Que este potencial siga siendo criminalmente despreciado por las actuales direcciones de la izquierda y de la mayoría del movimiento obrero, tomadas por reformistas pequeño-burgueses que ponen toda su atención en el parlamento y similares, es, en última instancia, irrelevante. La juventud y los trabajadores negros no esperarán a nadie, como se demostró brillantemente el 11 de enero, y a cada demostración de su combatividad, estarán, por su ejemplo, acercándose al resto de la clase trabajadora e inspirando la lucha de todos los trabajadores.

Además, una dirección revolucionaria se forma en los innumerables choques entre las clases y las diferentes capas sociales, en las victorias y derrotas de la lucha de clases, en la experiencia de la lucha. Con cada choque con el estado burgués y cada acto de represión, cada ataque racista de los medios, cada nueva experiencia de movilización y lucha política como la del 11 de enero, la juventud negra de clase trabajadora agudiza su conciencia y da pasos en la educación de dirigentes revolucionarios que serán valiosos comandantes para todo el proletariado.

¡Que la burguesía tiemble ante la organización de la juventud y de los trabajadores negros! ¡Que a cada paso de la lucha antirracista se quiebren más y más las divisiones racistas y nacionalistas entre trabajadores y se construya una solidaridad de clase auténticamente internacionalista y revolucionaria!

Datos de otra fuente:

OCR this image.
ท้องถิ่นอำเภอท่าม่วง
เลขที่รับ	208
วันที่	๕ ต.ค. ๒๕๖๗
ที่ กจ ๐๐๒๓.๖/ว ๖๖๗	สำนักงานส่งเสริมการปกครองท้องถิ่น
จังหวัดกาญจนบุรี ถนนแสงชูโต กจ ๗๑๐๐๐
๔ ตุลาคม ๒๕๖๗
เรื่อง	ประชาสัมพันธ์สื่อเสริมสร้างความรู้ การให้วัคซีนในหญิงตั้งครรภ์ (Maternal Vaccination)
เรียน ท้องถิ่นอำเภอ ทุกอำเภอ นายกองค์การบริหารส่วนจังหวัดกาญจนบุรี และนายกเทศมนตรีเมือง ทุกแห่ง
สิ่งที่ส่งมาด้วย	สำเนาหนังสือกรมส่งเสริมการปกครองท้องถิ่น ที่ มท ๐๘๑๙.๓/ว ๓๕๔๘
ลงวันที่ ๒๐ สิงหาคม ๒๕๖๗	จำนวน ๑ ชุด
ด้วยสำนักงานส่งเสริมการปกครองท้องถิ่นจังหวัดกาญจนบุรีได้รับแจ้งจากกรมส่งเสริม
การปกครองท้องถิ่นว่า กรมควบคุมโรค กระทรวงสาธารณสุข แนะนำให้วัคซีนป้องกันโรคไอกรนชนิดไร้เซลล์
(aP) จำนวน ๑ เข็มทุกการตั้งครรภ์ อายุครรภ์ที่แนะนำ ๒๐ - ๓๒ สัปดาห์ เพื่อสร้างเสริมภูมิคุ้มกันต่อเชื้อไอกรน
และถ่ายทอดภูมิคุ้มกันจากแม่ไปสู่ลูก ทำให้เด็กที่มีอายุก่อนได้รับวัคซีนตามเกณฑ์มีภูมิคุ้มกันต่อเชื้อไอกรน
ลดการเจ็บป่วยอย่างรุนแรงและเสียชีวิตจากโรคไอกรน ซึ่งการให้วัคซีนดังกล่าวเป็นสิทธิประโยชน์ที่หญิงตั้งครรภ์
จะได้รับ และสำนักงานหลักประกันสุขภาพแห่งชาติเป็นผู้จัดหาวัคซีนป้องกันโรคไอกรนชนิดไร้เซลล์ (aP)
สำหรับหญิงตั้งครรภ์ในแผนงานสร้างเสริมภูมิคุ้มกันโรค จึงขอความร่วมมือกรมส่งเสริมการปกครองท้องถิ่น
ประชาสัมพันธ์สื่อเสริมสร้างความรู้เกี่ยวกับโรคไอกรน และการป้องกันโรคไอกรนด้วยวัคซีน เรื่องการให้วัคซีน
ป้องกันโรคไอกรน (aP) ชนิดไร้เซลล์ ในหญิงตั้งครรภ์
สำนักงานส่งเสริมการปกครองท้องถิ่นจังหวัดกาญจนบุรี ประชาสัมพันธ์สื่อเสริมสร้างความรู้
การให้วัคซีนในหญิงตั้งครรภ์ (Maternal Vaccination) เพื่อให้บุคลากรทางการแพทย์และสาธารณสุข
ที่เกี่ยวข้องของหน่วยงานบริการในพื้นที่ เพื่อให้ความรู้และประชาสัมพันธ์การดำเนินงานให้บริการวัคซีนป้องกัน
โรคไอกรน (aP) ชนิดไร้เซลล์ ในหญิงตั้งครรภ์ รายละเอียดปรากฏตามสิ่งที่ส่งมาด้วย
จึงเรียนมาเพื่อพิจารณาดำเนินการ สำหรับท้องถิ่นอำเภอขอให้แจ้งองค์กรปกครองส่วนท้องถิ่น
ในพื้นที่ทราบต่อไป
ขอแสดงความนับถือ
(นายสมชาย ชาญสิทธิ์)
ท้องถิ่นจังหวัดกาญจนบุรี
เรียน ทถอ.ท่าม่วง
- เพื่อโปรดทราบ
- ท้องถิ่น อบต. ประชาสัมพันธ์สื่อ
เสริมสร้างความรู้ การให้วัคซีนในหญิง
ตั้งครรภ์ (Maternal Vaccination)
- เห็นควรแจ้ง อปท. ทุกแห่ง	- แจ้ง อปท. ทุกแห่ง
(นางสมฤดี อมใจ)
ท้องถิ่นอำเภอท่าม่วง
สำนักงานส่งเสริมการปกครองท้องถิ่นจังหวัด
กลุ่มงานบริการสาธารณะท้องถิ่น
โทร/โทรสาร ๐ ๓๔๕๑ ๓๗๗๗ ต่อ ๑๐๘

¡Es hora de organizarse y luchar!

¡Únete a Izquierda Revolucionaria!

Nota

1. 1. Susana García es una comentarista de televisión de extrema derecha a la que TVI ofrece un espacio para difundir todo tipo de ideas reaccionarias, ha usado la palabra "gentuza" para referirse a cualquiera que piense que hay racismo en Portugal o que el asesinato de Luis Giovani fue tratado racista por la policía y los medios de comunicación. Su discurso, lleno del desdén que siente la clase dominante por los pobres, despertó la furia de miles de jóvenes negros. Por lo tanto, se explica que durante la manifestación el insulto a la comentarista haya sido orgullosamente levantado  como una bandera de clase.